Who's afraid of the black man? (Swiss Press Video 2021, by Simon Gabioud) - Swiss Press Award
Radio télévision suisse
Simon Gabioud
In 1951, the African American writer James Baldwin came to the small village of Leuk to write a book in a peaceful setting: “From all available evidence no black man had ever set foot in this tiny Swiss village before I came,” he wrote; it’s a cultural shock for the community. Pulling from Baldwin\'s book Notes of a Native Son as well as archive images, Simon Gabioud tells of the writer’s experiences as an alien.
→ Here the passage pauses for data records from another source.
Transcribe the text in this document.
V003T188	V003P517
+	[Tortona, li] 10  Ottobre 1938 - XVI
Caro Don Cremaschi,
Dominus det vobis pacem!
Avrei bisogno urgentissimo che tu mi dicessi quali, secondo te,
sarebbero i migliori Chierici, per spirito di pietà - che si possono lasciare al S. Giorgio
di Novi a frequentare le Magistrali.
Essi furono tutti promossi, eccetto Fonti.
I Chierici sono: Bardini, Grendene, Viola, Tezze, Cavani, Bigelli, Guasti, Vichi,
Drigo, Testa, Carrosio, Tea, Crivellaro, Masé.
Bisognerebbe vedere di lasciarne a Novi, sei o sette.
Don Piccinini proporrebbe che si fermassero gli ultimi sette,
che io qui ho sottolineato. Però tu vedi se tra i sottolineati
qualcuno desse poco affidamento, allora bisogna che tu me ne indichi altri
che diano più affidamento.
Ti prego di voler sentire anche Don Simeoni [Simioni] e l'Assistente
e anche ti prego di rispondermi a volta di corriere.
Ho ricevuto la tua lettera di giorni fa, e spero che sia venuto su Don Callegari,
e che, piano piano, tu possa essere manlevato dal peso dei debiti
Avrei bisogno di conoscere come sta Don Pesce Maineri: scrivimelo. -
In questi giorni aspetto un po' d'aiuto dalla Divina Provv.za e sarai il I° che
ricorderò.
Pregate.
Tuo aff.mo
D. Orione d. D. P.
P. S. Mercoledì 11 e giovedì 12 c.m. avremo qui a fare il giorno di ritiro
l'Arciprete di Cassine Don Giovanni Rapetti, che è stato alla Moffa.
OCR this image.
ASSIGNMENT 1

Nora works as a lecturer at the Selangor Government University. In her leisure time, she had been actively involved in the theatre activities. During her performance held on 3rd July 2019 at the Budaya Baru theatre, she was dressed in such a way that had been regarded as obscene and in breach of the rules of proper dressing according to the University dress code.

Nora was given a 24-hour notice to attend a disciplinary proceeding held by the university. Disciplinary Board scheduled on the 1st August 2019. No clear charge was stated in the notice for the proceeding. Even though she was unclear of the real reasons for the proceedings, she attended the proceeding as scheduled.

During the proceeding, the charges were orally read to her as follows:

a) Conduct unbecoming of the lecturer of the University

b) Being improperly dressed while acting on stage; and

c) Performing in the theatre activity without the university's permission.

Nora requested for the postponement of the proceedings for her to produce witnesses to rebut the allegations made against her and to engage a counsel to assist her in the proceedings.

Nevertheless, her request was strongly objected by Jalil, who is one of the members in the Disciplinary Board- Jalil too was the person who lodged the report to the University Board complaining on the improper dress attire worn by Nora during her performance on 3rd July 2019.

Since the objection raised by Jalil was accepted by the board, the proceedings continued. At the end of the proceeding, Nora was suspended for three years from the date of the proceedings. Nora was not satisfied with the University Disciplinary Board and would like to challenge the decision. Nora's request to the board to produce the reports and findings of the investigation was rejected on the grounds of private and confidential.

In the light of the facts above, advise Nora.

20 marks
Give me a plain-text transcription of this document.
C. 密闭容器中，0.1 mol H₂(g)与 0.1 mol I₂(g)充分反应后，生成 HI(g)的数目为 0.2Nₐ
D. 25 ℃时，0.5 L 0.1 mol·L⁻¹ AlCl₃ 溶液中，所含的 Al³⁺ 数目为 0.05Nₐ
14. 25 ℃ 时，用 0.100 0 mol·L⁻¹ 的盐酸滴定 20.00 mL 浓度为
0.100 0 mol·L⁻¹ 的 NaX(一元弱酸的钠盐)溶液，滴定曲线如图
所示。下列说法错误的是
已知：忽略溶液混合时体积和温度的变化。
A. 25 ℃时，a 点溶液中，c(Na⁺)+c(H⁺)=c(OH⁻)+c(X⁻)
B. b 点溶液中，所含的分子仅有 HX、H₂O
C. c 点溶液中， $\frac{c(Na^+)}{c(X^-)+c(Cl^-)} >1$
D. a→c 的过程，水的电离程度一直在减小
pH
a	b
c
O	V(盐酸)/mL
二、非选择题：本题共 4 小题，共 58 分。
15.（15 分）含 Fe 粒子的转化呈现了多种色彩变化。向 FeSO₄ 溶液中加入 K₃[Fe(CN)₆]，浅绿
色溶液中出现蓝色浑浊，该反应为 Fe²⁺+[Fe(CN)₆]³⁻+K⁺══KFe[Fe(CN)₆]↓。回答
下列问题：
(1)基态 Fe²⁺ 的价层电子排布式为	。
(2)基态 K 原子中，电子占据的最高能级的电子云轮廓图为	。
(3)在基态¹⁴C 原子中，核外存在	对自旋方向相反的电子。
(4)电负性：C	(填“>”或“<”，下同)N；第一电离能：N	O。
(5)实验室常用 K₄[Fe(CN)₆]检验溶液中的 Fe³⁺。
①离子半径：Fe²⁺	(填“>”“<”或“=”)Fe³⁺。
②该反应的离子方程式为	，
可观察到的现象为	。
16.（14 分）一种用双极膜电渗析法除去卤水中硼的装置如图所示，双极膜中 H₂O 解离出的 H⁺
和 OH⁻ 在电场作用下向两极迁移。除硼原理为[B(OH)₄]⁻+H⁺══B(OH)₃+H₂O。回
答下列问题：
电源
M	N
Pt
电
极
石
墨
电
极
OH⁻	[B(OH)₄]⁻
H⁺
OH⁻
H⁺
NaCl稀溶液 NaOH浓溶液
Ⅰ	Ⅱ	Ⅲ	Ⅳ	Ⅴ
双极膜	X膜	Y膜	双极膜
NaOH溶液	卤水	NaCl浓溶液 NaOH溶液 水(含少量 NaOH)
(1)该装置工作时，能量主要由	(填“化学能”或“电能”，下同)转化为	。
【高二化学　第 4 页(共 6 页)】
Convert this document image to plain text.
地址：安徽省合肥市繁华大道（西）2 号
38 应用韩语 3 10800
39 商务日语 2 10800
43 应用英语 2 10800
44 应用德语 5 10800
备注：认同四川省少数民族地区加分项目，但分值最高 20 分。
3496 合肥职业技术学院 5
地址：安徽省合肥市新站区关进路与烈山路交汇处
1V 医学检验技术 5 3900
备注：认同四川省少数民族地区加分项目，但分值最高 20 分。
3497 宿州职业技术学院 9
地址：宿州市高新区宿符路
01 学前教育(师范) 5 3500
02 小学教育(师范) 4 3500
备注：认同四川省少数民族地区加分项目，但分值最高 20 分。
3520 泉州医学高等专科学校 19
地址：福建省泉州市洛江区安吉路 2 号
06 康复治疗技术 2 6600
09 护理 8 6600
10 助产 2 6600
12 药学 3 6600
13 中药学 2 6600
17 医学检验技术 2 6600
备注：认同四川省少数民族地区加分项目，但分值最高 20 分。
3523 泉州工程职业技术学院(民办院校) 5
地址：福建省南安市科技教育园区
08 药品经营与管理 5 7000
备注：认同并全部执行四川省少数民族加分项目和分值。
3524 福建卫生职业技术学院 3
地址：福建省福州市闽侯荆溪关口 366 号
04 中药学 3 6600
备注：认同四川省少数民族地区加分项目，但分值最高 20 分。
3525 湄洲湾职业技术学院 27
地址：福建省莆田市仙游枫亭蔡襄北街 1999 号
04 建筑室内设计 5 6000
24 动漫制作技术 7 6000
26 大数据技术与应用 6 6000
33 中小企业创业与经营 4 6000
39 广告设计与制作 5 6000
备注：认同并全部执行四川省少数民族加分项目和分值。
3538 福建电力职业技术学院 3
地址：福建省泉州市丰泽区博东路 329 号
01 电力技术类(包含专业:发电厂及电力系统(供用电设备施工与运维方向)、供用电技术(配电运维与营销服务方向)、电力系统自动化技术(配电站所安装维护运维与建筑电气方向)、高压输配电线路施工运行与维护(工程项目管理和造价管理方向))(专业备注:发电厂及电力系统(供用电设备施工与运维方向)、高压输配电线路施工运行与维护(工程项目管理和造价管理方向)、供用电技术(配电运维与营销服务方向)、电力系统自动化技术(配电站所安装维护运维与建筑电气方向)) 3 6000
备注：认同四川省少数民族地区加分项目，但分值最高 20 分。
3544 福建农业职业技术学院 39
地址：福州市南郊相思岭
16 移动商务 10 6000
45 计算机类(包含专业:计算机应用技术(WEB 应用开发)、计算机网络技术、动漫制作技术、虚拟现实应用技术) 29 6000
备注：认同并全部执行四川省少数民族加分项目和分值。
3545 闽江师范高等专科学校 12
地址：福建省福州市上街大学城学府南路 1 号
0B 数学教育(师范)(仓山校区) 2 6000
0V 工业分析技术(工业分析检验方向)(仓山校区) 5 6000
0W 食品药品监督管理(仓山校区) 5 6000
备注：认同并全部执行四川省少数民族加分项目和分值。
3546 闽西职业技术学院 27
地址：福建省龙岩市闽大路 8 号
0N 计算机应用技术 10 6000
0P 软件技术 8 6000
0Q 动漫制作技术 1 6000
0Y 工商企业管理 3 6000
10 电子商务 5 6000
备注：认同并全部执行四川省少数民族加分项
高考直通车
In Baldwin’s words: “The children who shout Neger! have no way of knowing the echoes this sound raises in me.” With the help of analysis from Afro-feminist historian Pamela Ohene-Nyako, the film shifts between the present and the past. How much has changed in 70 years? “These (white) people cannot be, from the point of view of power, strangers anywhere in the world; they have made the modern world, in effect, even if they do not know it. The most illiterate among them is related, in a way I am not, to Dante, Shakespeare, Michelangelo, [...]” Baldwin wrote in 1951. In the historian’s opinion, nothing has changed to this day: “White privilege still exists. It is a fact that a white person never thinks they are restricted because they are white.”